O ex-ministro da Fazenda de José Sarney, ex-secretário de governo de Franco Montoro e ex-ministro da administração Federal e Reforma do Estado de FHC, Luiz Carlos Bresser-Pereira, explica que a ideia da comissão surgiu logo após a eleição e Bolsonaro, em outubro do ano passado. “Os direitos humanos voltaram a ser profundamente ameaçados com essa eleição. Curiosamente, o que a gente tem que se valer é das instituições brasileiras que nem sempre serão aquilo que a gente gostaria. O MP nesse momento, por exemplo, é uma coisa importante. Nós montamos a comissão e convidamos a Margarida Genevois como presidenta de honra [Socióloga, foi presidente da Comissão Justiça e Paz da Arquidiocese de São Paulo por três mandatos, atuando diretamente com Dom Paulo Evaristo Arns]”, explicou.
Bresser destaca que a comissão não teria condições materiais de acompanhar todas as violações – que são muitas – que vem acontecendo. Por isso, vão eleger casos emblemáticos para realizar acompanhamento. Isso inclui posicionamentos públicos da comissão e até encaminhamentos práticos. “Nós não vamos resolver problemas e queixas específicas de cidadãos. Eu resumiria dizendo que nossa comissão será de oferta e não de demanda, usando uma linguagem de economia”, afirmou o ex-ministro.
A jornalista Laura Greenhalgh fez questão de salientar o teor suprapartidário da comissão. “É importante dizer que não somos um grupo anti-bolsonaro. Até porque a questão dos direitos humanos no Brasil ela transcende, ela vai além dessa conjuntura de poder que se instalou no país. Quer dizer, o Brasil vem em um processo interessante de consolidação de acordos, de pactos, de convenções importantes, o Brasil tem sido signatário de todos esses documentos, mas sabemos ao mesmo tempo que na vida real temos ainda que caminhar muito para consolidação desses direitos. Hoje estamos vendo diariamente violações sendo cometidas contra grupos discriminados. Não são nem vulneráveis, são discriminados mesmo. Falo dos indígenas, dos negros, das mulheres, dos jovens negros que estão sendo abatidos de maneira inaceitável nas periferias das cidades”, argumentou Laura.
“A agenda é muito grande. Então esperamos que com a participação de figuras como o Bresser e outros ministros que a gente possa somar forças e mobilizar essa situação no país. As coisas tendem a piorar pelos dados e acontecimentos de todos os dias. Não são bons os sinais e essa comissão chega nessa hora”, apontou. Laura citou também a importância de veículos contra hegemônicos que podem ter capilaridade e possibilidade de trazer uma outra narrativa sobre essas violações.
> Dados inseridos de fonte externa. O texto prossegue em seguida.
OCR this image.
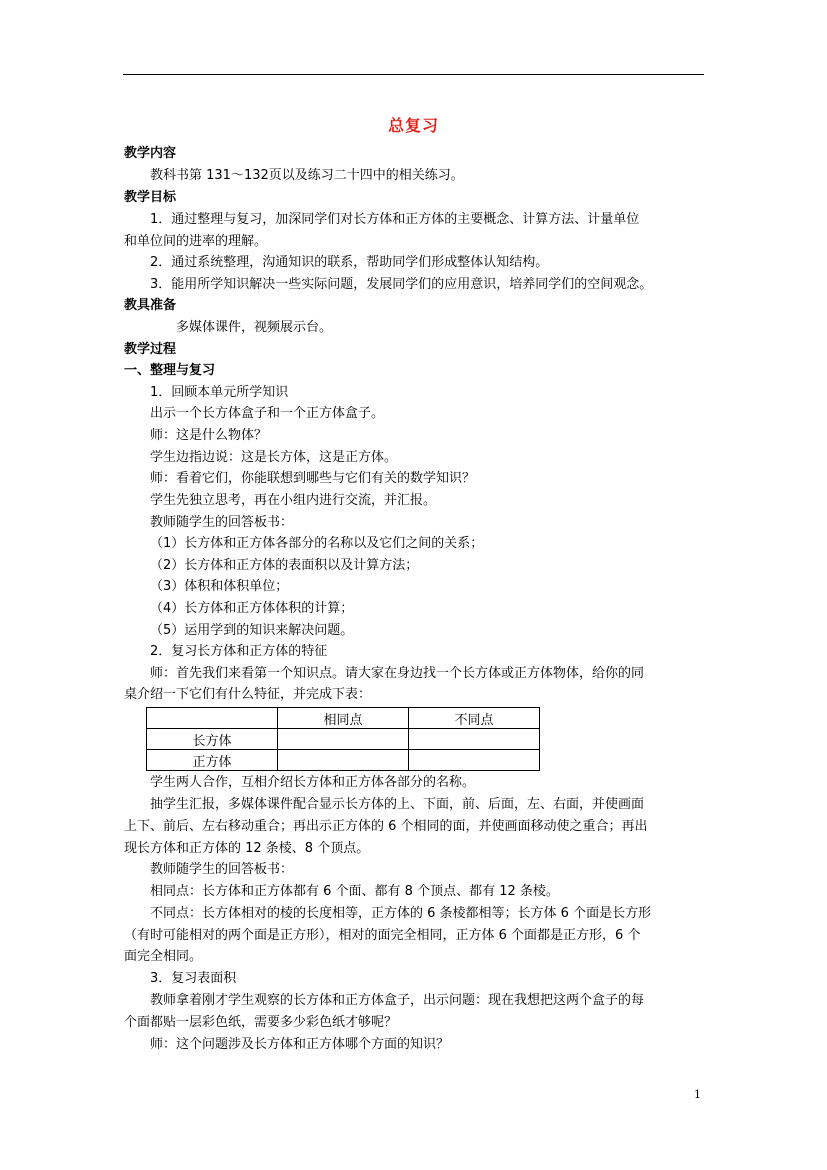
总复习
教学内容
教科书第 131～132页以及练习二十四中的相关练习。
教学目标
1．通过整理与复习，加深同学们对长方体和正方体的主要概念、计算方法、计量单位
和单位间的进率的理解。
2．通过系统整理，沟通知识的联系，帮助同学们形成整体认知结构。
3．能用所学知识解决一些实际问题，发展同学们的应用意识，培养同学们的空间观念。
教具准备
多媒体课件，视频展示台。
教学过程
一、整理与复习
1．回顾本单元所学知识
出示一个长方体盒子和一个正方体盒子。
师：这是什么物体？
学生边指边说：这是长方体，这是正方体。
师：看着它们，你能联想到哪些与它们有关的数学知识？
学生先独立思考，再在小组内进行交流，并汇报。
教师随学生的回答板书：
（1）长方体和正方体各部分的名称以及它们之间的关系；
（2）长方体和正方体的表面积以及计算方法；
（3）体积和体积单位；
（4）长方体和正方体体积的计算；
（5）运用学到的知识来解决问题。
2．复习长方体和正方体的特征
师：首先我们来看第一个知识点。请大家在身边找一个长方体或正方体物体，给你的同
桌介绍一下它们有什么特征，并完成下表：
	相同点	不同点
长方体		
正方体		
学生两人合作，互相介绍长方体和正方体各部分的名称。
抽学生汇报，多媒体课件配合显示长方体的上、下面，前、后面，左、右面，并使画面
上下、前后、左右移动重合；再出示正方体的 6 个相同的面，并使画面移动使之重合；再出
现长方体和正方体的 12 条棱、8 个顶点。
教师随学生的回答板书：
相同点：长方体和正方体都有 6 个面、都有 8 个顶点、都有 12 条棱。
不同点：长方体相对的棱的长度相等，正方体的 6 条棱都相等；长方体 6 个面是长方形
（有时可能相对的两个面是正方形），相对的面完全相同，正方体 6 个面都是正方形，6 个
面完全相同。
3．复习表面积
教师拿着刚才学生观察的长方体和正方体盒子，出示问题：现在我想把这两个盒子的每
个面都贴一层彩色纸，需要多少彩色纸才够呢？
师：这个问题涉及长方体和正方体哪个方面的知识？
1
Bresser-Pereira destacou a preocupação com a diversidade no quadro da comissão e a rejeição total à participação de políticos com mandato. “Quando a gente fala nessa comissão, ela está fundamentalmente preocupada com os direitos civis. Há direitos sociais e direitos políticos, que nada mais é que a democracia. Os direitos civis são os direitos mais básicos e mais antigos, que foram desenvolvidos lá no século 18. É o direito a liberdade, ao respeito, e são esses direitos que tem sido atacados se analisarmos estruturalmente”, afirma o ex-ministro.
Para ele, o embrião do discurso de ódio começou após as jornadas de junho de 2013 – protestos de rua contra aumento da passagem do transporte público que tomou proporções enormes em todo o país -, cresceu nos “panelaços” ocorridos após a eleição de Dilma Roussef e atingiu seu ápice com o impeachment. “Eu percebi que havia se formado no Brasil uma hegemonia ideológica neoliberal muito grande”, explicou Bresser-Pereira. “Não acredito em centro. Ou você é de centro-esquerda ou de centro-direita. E acho urgente que esses dois campos encontrem alguma forma de diálogo. A ideia de não radicalizar nesses momentos é muito importante. Radicalização agora não permitirá restabelecer a sanidade”, apontou.
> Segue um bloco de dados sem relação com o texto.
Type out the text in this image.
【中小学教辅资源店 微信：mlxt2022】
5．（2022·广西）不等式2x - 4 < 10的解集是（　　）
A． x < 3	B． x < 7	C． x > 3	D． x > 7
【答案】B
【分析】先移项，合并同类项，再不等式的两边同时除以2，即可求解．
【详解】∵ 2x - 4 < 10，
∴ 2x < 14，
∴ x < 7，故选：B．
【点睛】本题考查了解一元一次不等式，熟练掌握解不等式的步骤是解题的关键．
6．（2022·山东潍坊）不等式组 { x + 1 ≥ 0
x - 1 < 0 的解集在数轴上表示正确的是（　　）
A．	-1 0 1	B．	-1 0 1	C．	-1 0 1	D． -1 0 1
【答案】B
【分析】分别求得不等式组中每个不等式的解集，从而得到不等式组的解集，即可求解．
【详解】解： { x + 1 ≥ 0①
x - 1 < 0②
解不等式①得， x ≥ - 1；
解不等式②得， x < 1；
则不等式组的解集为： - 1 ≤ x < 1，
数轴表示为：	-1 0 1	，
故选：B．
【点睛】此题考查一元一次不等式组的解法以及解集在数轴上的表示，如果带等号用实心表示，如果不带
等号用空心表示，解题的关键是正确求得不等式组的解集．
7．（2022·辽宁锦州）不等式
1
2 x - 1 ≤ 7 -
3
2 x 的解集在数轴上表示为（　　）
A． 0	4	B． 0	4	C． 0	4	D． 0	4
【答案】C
A cientista política Maria Hermínia Tavares de Almeida explica que haverá interesse especial em acompanhar casos em que haja o fator morte. “Nosso foco são as graves violações e segundo até a definição de direitos humanos que envolvem responsabilidade do Estado, certo? Pode, claro, acontecer por um agente privado. Mas como diz Paulo Vanucchi, a definição de direitos humanos passa pela responsabilidade de Estado. A violação acontece quando Estado pratica ou se omite”, afirmou. Um desses exemplos é a chacina do Morro do Fallet, no Rio de Janeiro, que terminou com 15 mortos. Os integrantes da comissão também demonstraram preocupação com direcionamentos institucionais e públicos de autoridades que chancelam, no discurso, essas violações. Os dois casos considerados gritantes foram o do governador do Rio de Janeiro, Wilson Witzel, e do governador de São Paulo, João Dória, que têm feito declarações elogiosas a ações letais das respectivas polícias.
Confira manifesto completo:
A história brasileira é marcada por graves violações dos direitos humanos mais fundamentais. Apesar dessa violência nunca ter sido objeto da devida atenção por parte do país, houve inegáveis avanços sob a égide da Constituição de 1988. Não podemos permitir, agora, que ocorram retrocessos.
O desrespeito aos direitos humanos, cuja incidência pode crescer graças às características do processo político recente, atinge de maneira cruel os setores mais discriminados da população, com suas características de vulnerabilidade econômica, social, de raça, religiosa, de orientação sexual e de gênero.
Em outros momentos difíceis, o Brasil percebeu a importância dos organismos de defesa de direitos humanos compostos de forma plural por membros da sociedade civil. Tais entidades demonstraram, mesmo em conjunturas dramáticas, a vigilância necessária para dar visibilidade e processamento jurídico a crimes cometidos por agentes do Estado.
A instauração da Comissão de Defesa dos Direitos Humanos D. Paulo Evaristo Arns – Comissão Arns quer ajudar na proteção da integridade física, da liberdade e da dignidade humana dos que possam estar ameaçados neste novo período duro da história brasileira.
Com a presença de participantes de entidades anteriores, pretendemos recolher a experiência do passado com vistas a preservar o futuro. Este o motivo, também, de homenagear o Cardeal Dom Paulo Evaristo Arns (1921 – 2016) que, acima de diferenças religiosas, políticas, sociais e ideológicas, foi capaz de juntar forças variadas em favor dos direitos humanos na hora mais difícil do regime ditatorial instaurado em 1964.
A partir da reunião de velhos e novos defensores da dignidade humana, o objetivo da Comissão Arns será o de contribuir para dar visibilidade e seguimento jurídico, em instâncias nacionais e internacionais, a casos de graves violações dos direitos humanos. A comissão vem para trabalhar de forma articulada com os inúmeros organismos de defesa e pesquisa em direitos humanos já existentes no Brasil.
A unidade plural de todos os que sustentam a inviolabilidade dos direitos humanos, no quadro dos tratados e convenções internacionais que o Estado brasileiro se obrigou a respeitar, é o nosso norte e fundamento comum.